Una scala da 25,5 pollici, per esempio, non è un numero astratto. Nelle fonti disponibili ricorre su Telecaster, Yamaha Pacifica SC, Sire T7 e Fender Kingfish. È parte di una tradizione di tensione delle corde e risposta timbrica precisa. Un humbucker al manico e un single coil al ponte, come sulla Pacifica SC, producono un equilibrio diverso rispetto a due humbucker con coil split come sulla Sire T7. Un ponte Adjusto-Matic, come sulla Kingfish, cambia il comportamento vibratorio rispetto al classico string-through-body. Un corpo ergonomicamente sagomato o un belly cut, richiamato nella Kingfish Tele Deluxe, modifica il comfort ma anche il rapporto fisico con lo strumento.
Le stesse recensioni moderne insistono su elementi oggi percepiti come decisivi:
- tasti in acciaio inox per durata e scorrevolezza
- meccaniche locking per maggiore stabilità d’accordatura
- radius composti o più piatti per una suonabilità contemporanea
- elettroniche pensate per ampliare la versatilità senza tradire la forma storica
- produzione sostenibile e utilizzo di legni certificati o alternativi
- integrazione di tecnologie digitali (connettività, app, effetti integrati)
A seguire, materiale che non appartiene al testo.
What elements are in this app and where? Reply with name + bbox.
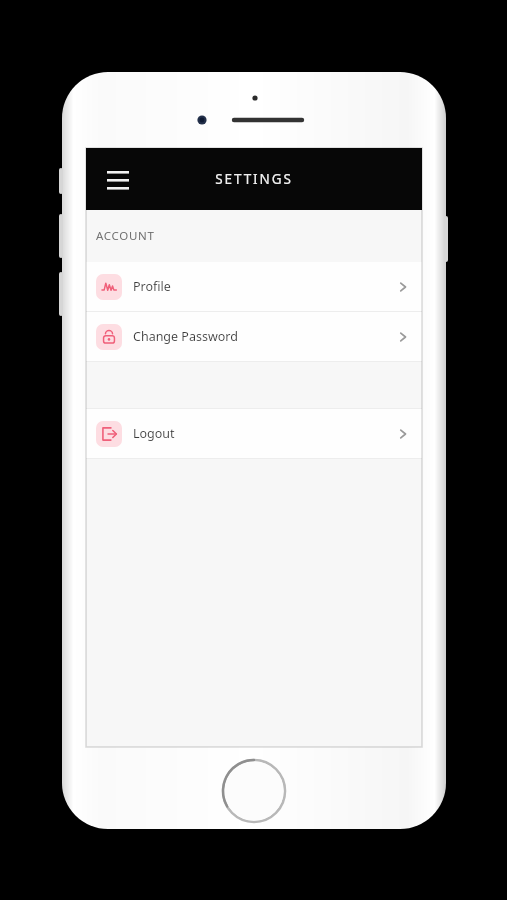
staticText: Change Password xyxy=(133,328,238,345)
button[interactable]: Change Password xyxy=(86,312,422,361)
staticText: ACCOUNT xyxy=(96,228,155,244)
staticText: Logout xyxy=(133,425,175,442)
button[interactable]: Logout xyxy=(86,409,422,458)
staticText: Profile xyxy=(133,278,171,295)
staticText: SETTINGS xyxy=(215,170,293,188)
button[interactable]: Open navigation menu xyxy=(98,159,138,199)
button[interactable]: Profile xyxy=(86,262,422,311)
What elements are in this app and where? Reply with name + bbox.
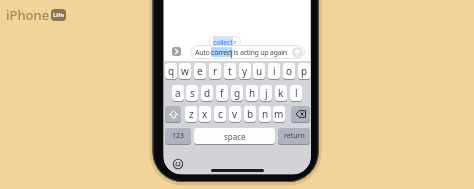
button[interactable]: d [201,85,213,101]
staticText: o [286,64,293,78]
staticText: s [190,86,195,100]
staticText: e [197,64,203,78]
button[interactable]: h [246,85,258,101]
staticText: × [233,38,237,47]
staticText: b [247,107,254,121]
staticText: a [175,86,181,100]
staticText: 123 [172,131,185,141]
button[interactable]: y [239,63,251,79]
staticText: z [189,107,194,121]
button[interactable] [173,159,183,169]
button[interactable]: k [275,85,287,101]
button[interactable]: n [259,106,271,122]
staticText: n [262,107,269,121]
button[interactable] [292,47,303,58]
staticText: u [256,64,263,78]
button[interactable]: l [290,85,302,101]
staticText: y [242,64,248,78]
button[interactable]: q [165,63,177,79]
staticText: i [273,64,276,78]
button[interactable] [291,106,310,122]
staticText: c [218,107,223,121]
button[interactable]: collect [209,36,241,47]
staticText: j [265,86,268,100]
button[interactable]: i [268,63,280,79]
staticText: m [274,107,284,121]
staticText: p [301,64,308,78]
button[interactable]: j [260,85,272,101]
button[interactable]: f [216,85,228,101]
staticText: w [181,64,189,78]
button[interactable]: return [278,128,310,144]
staticText: f [220,86,224,100]
staticText: l [295,86,298,100]
staticText: Auto correct is acting up again [195,47,287,57]
button[interactable]: x [199,106,211,122]
staticText: space [224,131,246,142]
staticText: g [234,86,241,100]
button[interactable]: p [298,63,310,79]
button[interactable]: t [224,63,236,79]
button[interactable]: 123 [165,128,191,144]
button[interactable]: e [194,63,206,79]
button[interactable]: a [172,85,184,101]
staticText: v [232,107,238,121]
button[interactable]: b [244,106,256,122]
button[interactable]: g [231,85,243,101]
button[interactable]: r [209,63,221,79]
staticText: q [168,64,175,78]
button[interactable] [165,106,181,122]
staticText: d [204,86,211,100]
staticText: return [284,131,305,141]
button[interactable]: o [283,63,295,79]
button[interactable]: v [229,106,241,122]
button[interactable]: z [185,106,197,122]
staticText: r [213,64,218,78]
button[interactable]: s [186,85,198,101]
staticText: k [278,86,284,100]
staticText: t [228,64,232,78]
staticText: h [249,86,256,100]
button[interactable]: c [214,106,226,122]
button[interactable] [172,47,181,56]
staticText: x [202,107,208,121]
button[interactable]: u [253,63,265,79]
button[interactable]: w [179,63,191,79]
staticText: collect [213,37,233,47]
button[interactable]: space [194,128,275,144]
button[interactable]: Auto correct is acting up again [190,45,305,59]
button[interactable]: m [273,106,285,122]
staticText: iPhone [6,6,50,24]
staticText: Life [53,11,65,19]
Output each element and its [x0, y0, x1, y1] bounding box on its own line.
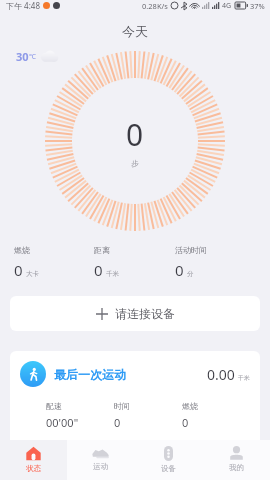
other: 运动 [92, 446, 109, 459]
staticText: 0 [14, 260, 23, 280]
staticText: 今天 [122, 23, 148, 39]
button[interactable]: 距离 [94, 243, 175, 282]
staticText: 燃烧 [14, 245, 30, 255]
staticText: 分 [187, 270, 194, 278]
staticText: 0 [94, 260, 103, 280]
staticText: 请连接设备 [115, 306, 175, 321]
staticText: 下午 4:48 [6, 0, 40, 11]
staticText: 我的 [229, 463, 244, 472]
button[interactable]: 运动 [67, 440, 134, 480]
other: 设备 [164, 446, 173, 461]
staticText: 步 [131, 159, 139, 168]
staticText: 00'00" [46, 415, 79, 430]
staticText: 0.28K/s [142, 1, 168, 11]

Anche il rapporto qualità-prezzo entra in questo ragionamento. I dati forniti vanno da circa 709 euro per la Sire Larry Carlton T7 FM New Gen ai 969 euro della Yamaha Pacifica SC Std+11S, fino ai 2.745 euro della Fender Kingfish Delta Day Telecaster Deluxe. La forbice mostra come le famiglie storiche siano disponibili in letture molto diverse per fascia, materiali, paese di produzione e ambizione sonora.
Novità dal NAMM Show 2026
L’edizione 2026 del NAMM Show ha confermato la vitalità del settore, con numerose novità che reinterpretano la tradizione:
- Gibson/Epiphone: Gibson ha presentato la “Century Collection” per celebrare 100 anni di chitarre flat-top e nuove versioni ’50s e ’60s della ES-335. Epiphone ha stupito con la serie “Futura”, che “hot-rodda” i design classici con finiture cangianti Chromashift, pickup ad alto output e tasti in acciaio inossidabile.[Guitar Club Magazine]
- Yamaha: Ha festeggiato 60 anni nel mondo della chitarra presentando al grande pubblico la Pacifica SC (Single-Cut) in versione Professional (giapponese) e Standard Plus, con pickup Reflectone sviluppati in collaborazione con Rupert Neve Designs.[Guitar Club Magazine]
- Ibanez: Ha ampliato la serie signature di Tim Henson (Polyphia) con prototipi dotati di elettronica Fishman avanzata e ha presentato la PIA di Steve Vai in una nuova finitura nera con dettagli in foglia d’oro.[Guitar Club Magazine]
- Costruttori Boutique: Marchi come Bacci Guitars, Kauer e Paoletti hanno continuato a spingere i confini del design e della liuteria, con strumenti unici come “The Eye Of Florence” di Paoletti, ispirata alle vetrate del Duomo di Firenze.[Guitar Club Magazine]
Per chi registra in casa, inoltre, l’eredità della solid body resta centrale. Le fonti dedicate ai test insistono spesso sul comportamento dello strumento spento, sulla chiarezza del segnale, sulla dinamica dei pickup, sulla capacità di mantenere definizione a diversi livelli di gain. Sono proprio le qualità che hanno reso la solid body così efficace anche nello studio moderno e nell’home recording: controllo del segnale, riduzione delle risonanze problematiche, buona prevedibilità nella risposta all’amplificazione e alle simulazioni di cabinet.
Il quadro finale, ricavato esclusivamente dai materiali ricevuti, è quindi molto netto. La solid body non è solo una forma storica. È una soluzione tecnica diventata linguaggio musicale, poi mercato, poi memoria culturale. E continua a vivere perché ogni generazione trova ancora in quel progetto un punto fermo umano e sonoro, una specie di mistero con cui convivere: come qualcosa di nato per risolvere un problema sia riuscito a diventare, insieme, macchina, simbolo e voce.
- [1] Global Market Statistics, “Dimensione del mercato, quota, crescita e analisi del settore della chitarra elettrica…”, 2026.
- [2] Univdatos Market Insights, “Mercato delle chitarre elettriche: Analisi attuale e previsioni (2024-2032)”, 2024.